Es apenas un hombre que espera la muerte, dignamente, es cierto, pero ya es la ausencia más que otra cosa. Cuesta creer que de esa pequeñísima impresión de 41,5 por 25 cm crezca la fuerza de una historia, la leyenda y el mito, el poderoso y esencial recorrido que hizo hasta el presente. El mismo dibujo fue ampliado por la litografía de Willems (1862-1865), que se hizo popular en Montevideo, necesitada ya de imágenes fidedignas o cercanas del héroe. “Varias personas que conocieron al ilustre General afirman que el retrato es de una semejanza perfecta”, dijo la prensa en su momento. De ahí al primer retrato del anciano Artigas realizado por Eduardo Carbajal (Artigas en el Paraguay, finalizado en 1873), ya de frente, con bastón, pero de rostro un poco más joven, traje militar bajo el poncho y entorno exótico. El parecido fue avalado por testimonios de contemporáneos del prócer. “Preguntado el infrascrito si conocía aquel retrato, sacó de su bolsillo un pequeño vidrio de aumento, y en el acto de mirarlo, exclamó: Pues no lo he de conocer, es tuitito el General Artigas: bastante mate le he cebado en mi vida”. La anécdota refiere a un “capitán Rivero” que peleó a las órdenes de Artigas y lo enfrentaron al cuadro. No hubo trampa, nunca había visto el cuadro.
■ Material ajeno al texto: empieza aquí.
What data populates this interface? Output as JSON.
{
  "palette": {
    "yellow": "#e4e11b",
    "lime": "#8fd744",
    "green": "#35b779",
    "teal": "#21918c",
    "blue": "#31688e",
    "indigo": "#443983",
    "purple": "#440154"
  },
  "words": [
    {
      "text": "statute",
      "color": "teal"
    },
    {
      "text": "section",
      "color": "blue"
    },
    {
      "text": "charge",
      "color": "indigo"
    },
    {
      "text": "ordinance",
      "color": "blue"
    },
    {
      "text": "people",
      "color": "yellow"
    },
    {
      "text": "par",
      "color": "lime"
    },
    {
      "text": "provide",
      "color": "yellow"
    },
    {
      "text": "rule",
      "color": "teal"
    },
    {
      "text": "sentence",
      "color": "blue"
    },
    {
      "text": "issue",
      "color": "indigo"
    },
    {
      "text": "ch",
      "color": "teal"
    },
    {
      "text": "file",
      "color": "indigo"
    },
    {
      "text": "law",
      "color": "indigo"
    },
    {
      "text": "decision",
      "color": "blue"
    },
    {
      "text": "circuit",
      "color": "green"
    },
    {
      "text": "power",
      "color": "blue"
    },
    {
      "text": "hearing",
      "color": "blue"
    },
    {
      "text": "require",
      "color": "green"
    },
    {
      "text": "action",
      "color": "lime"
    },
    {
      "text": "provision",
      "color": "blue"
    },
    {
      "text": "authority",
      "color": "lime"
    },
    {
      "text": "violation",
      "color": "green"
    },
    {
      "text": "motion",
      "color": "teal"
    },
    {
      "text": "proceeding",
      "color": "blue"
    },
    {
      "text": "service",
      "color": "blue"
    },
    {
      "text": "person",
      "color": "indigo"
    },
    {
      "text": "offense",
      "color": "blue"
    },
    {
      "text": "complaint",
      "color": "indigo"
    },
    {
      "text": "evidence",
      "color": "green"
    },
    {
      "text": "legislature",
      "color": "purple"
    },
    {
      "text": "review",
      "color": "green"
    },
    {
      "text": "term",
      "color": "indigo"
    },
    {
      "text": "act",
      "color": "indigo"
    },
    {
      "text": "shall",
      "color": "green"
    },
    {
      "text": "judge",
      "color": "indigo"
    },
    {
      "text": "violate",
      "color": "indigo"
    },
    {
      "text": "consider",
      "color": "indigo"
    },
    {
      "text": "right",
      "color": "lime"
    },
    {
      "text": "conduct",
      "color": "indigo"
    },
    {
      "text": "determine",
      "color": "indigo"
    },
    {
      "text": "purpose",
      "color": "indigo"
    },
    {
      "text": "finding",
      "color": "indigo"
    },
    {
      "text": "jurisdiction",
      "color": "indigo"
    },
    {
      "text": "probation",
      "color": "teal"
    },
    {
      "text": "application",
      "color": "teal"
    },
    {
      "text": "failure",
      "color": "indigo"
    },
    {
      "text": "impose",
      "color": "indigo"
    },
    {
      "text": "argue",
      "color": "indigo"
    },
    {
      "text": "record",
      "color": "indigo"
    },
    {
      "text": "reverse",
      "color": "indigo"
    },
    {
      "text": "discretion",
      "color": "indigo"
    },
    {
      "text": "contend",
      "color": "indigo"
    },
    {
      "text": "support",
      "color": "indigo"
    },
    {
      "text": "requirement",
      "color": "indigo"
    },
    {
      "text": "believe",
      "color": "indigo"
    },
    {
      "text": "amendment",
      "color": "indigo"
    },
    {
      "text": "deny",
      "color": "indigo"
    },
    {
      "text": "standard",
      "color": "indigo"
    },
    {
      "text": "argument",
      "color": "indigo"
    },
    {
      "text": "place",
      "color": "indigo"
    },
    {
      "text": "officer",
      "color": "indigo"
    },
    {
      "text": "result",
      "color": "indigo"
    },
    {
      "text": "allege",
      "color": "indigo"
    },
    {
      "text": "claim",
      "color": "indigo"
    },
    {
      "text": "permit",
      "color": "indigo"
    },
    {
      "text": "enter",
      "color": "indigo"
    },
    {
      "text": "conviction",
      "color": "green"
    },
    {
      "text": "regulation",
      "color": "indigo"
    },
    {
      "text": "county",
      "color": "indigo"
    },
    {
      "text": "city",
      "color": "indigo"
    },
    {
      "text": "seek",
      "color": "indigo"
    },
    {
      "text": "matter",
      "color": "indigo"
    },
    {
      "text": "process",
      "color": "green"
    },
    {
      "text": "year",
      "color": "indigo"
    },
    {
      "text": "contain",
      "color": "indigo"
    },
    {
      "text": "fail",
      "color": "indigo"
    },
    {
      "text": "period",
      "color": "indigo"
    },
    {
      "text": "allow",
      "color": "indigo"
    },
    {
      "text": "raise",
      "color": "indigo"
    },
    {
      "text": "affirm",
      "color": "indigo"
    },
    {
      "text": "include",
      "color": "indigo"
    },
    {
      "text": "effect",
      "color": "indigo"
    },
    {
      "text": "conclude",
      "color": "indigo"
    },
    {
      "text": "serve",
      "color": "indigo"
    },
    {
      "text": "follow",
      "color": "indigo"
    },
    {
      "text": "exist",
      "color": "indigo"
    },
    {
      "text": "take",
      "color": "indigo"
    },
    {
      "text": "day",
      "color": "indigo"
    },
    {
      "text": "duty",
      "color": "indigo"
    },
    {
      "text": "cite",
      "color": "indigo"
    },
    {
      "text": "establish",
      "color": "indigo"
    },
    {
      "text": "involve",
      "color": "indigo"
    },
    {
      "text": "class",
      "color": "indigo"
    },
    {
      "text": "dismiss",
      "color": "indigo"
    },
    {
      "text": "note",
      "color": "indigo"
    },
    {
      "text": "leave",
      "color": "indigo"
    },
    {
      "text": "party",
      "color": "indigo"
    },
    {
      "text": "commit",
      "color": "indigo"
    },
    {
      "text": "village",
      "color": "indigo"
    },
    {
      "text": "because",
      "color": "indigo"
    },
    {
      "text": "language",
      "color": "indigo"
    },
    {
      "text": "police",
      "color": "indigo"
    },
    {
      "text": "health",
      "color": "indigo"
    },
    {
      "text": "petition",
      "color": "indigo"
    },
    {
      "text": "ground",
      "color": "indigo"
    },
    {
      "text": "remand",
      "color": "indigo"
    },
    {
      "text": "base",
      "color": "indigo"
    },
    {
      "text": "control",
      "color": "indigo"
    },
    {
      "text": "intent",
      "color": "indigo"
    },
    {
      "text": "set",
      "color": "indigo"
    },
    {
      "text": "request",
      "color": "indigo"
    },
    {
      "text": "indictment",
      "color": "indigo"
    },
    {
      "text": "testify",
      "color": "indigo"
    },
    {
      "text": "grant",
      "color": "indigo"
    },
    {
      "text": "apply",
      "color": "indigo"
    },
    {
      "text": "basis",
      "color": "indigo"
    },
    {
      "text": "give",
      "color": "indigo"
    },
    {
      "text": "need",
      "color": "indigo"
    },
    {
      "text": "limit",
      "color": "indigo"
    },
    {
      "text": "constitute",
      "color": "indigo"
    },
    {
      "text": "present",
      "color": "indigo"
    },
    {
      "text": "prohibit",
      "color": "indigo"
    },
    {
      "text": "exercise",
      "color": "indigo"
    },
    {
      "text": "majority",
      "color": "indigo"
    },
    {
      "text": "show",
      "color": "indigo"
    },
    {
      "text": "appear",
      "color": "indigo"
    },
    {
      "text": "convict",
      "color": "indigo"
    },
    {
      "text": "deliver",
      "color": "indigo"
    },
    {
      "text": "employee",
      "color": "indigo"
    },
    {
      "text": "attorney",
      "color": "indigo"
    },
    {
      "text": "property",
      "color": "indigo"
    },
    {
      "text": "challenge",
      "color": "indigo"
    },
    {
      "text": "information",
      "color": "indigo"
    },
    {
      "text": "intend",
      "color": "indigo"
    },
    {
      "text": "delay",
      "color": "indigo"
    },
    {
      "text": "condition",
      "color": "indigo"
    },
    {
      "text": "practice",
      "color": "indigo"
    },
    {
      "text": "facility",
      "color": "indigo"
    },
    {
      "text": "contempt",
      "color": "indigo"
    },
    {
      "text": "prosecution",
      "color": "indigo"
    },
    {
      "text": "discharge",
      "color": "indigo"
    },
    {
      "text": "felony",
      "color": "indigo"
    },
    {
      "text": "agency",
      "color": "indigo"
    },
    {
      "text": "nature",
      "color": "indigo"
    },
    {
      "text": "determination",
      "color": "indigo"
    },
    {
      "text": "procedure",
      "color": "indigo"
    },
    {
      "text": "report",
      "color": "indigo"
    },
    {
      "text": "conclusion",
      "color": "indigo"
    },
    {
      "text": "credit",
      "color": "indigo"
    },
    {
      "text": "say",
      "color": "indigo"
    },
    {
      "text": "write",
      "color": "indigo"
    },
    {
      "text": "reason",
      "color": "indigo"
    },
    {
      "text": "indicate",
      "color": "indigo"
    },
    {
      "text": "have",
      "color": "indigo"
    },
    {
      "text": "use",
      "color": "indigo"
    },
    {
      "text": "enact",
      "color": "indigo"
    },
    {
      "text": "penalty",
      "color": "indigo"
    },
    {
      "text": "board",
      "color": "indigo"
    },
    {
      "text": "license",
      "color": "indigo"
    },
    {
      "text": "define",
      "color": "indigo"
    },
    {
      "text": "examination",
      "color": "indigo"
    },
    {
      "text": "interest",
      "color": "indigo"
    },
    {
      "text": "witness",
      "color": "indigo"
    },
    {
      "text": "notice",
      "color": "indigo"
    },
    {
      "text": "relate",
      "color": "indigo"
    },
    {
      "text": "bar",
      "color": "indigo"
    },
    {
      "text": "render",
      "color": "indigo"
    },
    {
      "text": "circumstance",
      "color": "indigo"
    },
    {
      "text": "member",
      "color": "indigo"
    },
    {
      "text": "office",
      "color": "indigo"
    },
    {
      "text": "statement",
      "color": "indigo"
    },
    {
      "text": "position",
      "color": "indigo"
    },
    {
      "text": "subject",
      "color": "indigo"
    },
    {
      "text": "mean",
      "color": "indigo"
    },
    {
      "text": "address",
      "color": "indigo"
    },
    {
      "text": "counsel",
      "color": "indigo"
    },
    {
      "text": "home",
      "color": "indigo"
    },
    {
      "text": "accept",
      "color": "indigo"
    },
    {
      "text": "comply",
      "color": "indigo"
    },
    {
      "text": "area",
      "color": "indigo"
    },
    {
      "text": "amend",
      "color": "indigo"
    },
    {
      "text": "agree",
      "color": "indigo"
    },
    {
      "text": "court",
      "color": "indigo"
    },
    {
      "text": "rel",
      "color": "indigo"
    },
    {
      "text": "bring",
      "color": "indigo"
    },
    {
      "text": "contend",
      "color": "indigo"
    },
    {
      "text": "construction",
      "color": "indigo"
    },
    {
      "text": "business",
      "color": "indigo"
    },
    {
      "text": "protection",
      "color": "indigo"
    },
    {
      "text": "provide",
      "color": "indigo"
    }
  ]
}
De esa época hay un retrato insólito (y horrible) de Carmen Arraga (José Artigas, 1863), discípula de Blanes, una de las primeras mujeres artistas y oriental. De perfil también, pero de poncho rojo y evidente proceso de rejuvenecimiento. Esa parece la tónica que siguió el proyecto retratístico artiguista de los inicios. Imágenes con la postura de un hombre más joven o de mediana edad, de peso militarista, de rostro firme, rasgos y ojos vivos, importante calvicie que continuaba la frente, patillas y pelo en la nuca, más bien largo y abundante. Hasta que llegó Juan Manuel Blanes (1830-1901) y construyó la imagen más permanente, la efigie que todos los orientales aprendimos a reverenciar en las escuelas (Artigas en la puerta de la ciudadela, 1884), héroe por donde se lo mire, de cuerpo entero, traje y botas militares, poncho al hombro y sombrero negro en la mano.
Estos son los inicios de una larga historia de construcción de una imagen a semejanza del arte o del artista de turno, fiel a su época y a sus necesidades. Pero también para ponerla en cuestión, para bajarla del pedestal, para deconstruirla, por utilizar algunas de las expresiones de moda según la época, aunque faltan acercamientos de las nuevas generaciones, artistas de la era conceptual y digital.
En el MHN hay obras de Juan Luis Blanes (1856 o 57-1895), Diógenes Hécquet (1866-1902), Pedro Blanes Viale (1879-1926), Juan Manuel Ferrari (1874-1916), José Luis Zorrilla de San Martín (1891-1975) y de Amalia Polleri (1909-1996), entre otros. Pero más allá de los artistas, hay un arte que parece dedicado a la búsqueda incesante de un rostro, como si en esa desesperada e interminable búsqueda se encerrara el destino final de nuestra siempre esquiva identidad.
Un simple ciudadano, José Artigas. Casa de Rivera (Museo Histórico Nacional), en Rincón 437, esquina Misiones. De lunes a viernes de 11 a 16.45 h.